А жареный суслик ничего, какое-никакое мясо. «Противно, но съедобно», — мужественно сказала мама.

До совхозного поселка оказалось не просто добраться. Шли, как старички, медленно, с передышками.

Маловато силенок в запасе оказалось. Зря, видно, пошел, думал Алеша. От сухой кукурузы в животе — резь. Руками держался. Вроде легче становилось. Главное, ноги приходилось за собой тянуть. Сами не шли, паразиты. Не свои ноги — и все. Как что, так и приостановятся. И глаза сюда-туда…

Сесть бы на бугорке под солнцем и сидеть. Никуда не двигаться. Случится подвода, подберет. А не случится, и то не страшно.
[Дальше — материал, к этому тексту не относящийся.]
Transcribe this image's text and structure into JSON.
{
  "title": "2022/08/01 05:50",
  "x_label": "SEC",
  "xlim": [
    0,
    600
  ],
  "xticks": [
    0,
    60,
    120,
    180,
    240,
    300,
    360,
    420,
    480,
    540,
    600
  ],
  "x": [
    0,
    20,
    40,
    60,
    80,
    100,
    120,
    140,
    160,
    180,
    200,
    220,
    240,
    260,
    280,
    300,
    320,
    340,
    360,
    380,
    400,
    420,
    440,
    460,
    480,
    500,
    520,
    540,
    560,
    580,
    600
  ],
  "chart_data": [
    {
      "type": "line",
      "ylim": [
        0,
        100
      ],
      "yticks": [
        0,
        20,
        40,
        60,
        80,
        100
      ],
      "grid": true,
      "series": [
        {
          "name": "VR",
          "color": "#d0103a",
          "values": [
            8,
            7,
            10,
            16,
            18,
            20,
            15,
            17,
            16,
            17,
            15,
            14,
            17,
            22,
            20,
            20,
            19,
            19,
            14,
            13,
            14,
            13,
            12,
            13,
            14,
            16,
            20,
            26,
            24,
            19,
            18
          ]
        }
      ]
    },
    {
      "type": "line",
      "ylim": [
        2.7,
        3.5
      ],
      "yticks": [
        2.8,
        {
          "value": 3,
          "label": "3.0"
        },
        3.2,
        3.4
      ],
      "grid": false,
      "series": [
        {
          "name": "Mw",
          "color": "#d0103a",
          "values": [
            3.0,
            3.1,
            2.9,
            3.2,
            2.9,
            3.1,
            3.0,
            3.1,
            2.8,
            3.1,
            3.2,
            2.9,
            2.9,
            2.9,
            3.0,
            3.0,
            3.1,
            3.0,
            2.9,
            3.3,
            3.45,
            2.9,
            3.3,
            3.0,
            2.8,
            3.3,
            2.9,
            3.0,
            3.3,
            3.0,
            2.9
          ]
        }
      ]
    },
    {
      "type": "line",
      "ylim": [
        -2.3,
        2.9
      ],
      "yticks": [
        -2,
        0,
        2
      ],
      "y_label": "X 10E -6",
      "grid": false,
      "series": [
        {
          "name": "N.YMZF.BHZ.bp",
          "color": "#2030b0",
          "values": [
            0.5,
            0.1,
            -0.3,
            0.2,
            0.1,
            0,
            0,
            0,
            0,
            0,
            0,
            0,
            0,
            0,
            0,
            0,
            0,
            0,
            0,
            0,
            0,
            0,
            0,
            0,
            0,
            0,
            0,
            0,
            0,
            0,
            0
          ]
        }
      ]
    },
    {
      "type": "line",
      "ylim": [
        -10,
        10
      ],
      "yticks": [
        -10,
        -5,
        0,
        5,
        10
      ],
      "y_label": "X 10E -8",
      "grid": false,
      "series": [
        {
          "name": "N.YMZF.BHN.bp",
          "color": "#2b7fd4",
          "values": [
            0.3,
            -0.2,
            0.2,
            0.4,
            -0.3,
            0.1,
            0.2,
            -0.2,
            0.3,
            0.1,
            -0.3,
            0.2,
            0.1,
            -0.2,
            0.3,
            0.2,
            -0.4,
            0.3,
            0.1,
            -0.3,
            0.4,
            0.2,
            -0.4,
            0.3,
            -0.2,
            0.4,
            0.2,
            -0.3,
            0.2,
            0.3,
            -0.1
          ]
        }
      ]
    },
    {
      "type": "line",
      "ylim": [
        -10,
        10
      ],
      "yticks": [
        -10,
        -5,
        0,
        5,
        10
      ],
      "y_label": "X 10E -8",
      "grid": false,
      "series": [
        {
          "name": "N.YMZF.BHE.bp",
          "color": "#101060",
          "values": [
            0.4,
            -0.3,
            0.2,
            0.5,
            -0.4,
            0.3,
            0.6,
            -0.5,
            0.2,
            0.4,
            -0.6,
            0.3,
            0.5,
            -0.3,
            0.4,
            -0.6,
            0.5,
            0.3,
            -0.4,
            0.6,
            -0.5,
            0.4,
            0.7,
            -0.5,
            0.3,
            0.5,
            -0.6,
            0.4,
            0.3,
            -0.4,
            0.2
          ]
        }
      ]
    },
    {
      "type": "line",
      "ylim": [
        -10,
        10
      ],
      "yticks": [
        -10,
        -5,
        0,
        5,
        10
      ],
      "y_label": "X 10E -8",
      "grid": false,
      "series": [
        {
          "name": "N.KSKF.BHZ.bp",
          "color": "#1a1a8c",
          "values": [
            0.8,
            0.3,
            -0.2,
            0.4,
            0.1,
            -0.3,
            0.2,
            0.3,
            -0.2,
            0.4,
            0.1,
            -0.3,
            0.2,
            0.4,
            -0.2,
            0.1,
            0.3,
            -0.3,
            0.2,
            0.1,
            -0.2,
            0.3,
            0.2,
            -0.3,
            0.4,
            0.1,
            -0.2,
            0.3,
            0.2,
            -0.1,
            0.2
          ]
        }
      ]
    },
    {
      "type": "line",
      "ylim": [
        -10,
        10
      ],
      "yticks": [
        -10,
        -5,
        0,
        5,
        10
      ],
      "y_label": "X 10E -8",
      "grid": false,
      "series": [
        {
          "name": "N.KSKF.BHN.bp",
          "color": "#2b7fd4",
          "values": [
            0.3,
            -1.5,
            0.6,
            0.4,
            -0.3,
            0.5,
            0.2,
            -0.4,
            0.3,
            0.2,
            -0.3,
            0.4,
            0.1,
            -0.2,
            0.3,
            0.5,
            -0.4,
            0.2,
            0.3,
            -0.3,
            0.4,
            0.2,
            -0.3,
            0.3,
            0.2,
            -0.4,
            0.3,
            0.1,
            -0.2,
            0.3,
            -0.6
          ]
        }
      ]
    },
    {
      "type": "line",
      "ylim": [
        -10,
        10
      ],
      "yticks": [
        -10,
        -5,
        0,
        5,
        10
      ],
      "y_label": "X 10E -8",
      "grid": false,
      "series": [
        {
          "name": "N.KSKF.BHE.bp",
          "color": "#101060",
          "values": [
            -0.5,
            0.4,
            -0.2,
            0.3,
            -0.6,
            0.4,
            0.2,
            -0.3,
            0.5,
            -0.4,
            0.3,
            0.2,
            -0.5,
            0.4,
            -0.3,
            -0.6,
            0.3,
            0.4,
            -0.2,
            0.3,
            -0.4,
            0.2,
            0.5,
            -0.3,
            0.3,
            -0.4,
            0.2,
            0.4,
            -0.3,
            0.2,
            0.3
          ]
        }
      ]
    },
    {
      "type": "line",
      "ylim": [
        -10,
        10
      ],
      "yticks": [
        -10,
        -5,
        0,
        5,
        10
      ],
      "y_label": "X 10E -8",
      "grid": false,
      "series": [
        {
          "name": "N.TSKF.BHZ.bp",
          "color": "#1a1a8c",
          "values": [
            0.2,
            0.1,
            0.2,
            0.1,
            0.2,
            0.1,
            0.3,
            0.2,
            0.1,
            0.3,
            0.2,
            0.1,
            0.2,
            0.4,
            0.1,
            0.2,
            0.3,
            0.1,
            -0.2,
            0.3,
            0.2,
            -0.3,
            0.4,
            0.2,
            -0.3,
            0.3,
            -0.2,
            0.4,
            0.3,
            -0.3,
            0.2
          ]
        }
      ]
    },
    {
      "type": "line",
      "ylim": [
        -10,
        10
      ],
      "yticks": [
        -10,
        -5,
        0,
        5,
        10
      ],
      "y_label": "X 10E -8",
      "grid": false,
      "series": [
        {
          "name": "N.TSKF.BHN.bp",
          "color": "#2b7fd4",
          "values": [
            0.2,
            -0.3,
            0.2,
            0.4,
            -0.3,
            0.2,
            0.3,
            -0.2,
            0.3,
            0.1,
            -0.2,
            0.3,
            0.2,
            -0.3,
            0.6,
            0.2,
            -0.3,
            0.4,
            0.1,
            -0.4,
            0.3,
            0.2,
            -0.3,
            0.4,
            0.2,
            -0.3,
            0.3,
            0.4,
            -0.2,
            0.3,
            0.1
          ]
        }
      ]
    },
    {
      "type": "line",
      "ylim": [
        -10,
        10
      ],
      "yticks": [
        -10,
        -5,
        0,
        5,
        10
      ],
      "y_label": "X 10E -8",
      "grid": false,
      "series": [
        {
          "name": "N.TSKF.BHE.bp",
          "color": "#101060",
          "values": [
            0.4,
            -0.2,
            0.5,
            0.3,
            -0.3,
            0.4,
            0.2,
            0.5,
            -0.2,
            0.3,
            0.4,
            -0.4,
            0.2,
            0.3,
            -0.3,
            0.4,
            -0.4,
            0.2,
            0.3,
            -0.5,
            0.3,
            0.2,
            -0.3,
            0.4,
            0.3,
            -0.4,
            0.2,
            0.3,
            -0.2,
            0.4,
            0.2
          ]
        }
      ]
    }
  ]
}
Главное, сидеть и ни о чем не думать. Смерть захочет, подберет…

Мишка куда бодрее Алеши. Все расписывал, как придут они в совхоз, Пронька им хлеба даст, а может, и в столовую проведет — горячим обедом накормит. Им в совхозе даже мясо дают. Федор — тракторист, его не покорми, он же с трактора свалится. Кто тогда сеять будет? Пронька для своей маленькой даже молоко получает. Во-о живут!..

И Алеша, томимый сладкими надеждами, послушно тащился за своим дружком. Быстро отходил Мишка от зимних бед — на солнце и весенней зелени. Титка Мокрина — мать его — здорово подпухла. На ногах, правда, устояла, не легла. Перезимовали. Мишка весной наравне С мужиками на пахоте. Четыреста граммов хлеба получал. Пронька с Федором подались в совхоз вскоре после свадьбы, зимой у них девочка нашлась. Титка Мокрина с Мишкой, может, и поддержались теми кусками, что Пронька передавала, да Иван — старший — в городе на заводе в горячем цехе работал.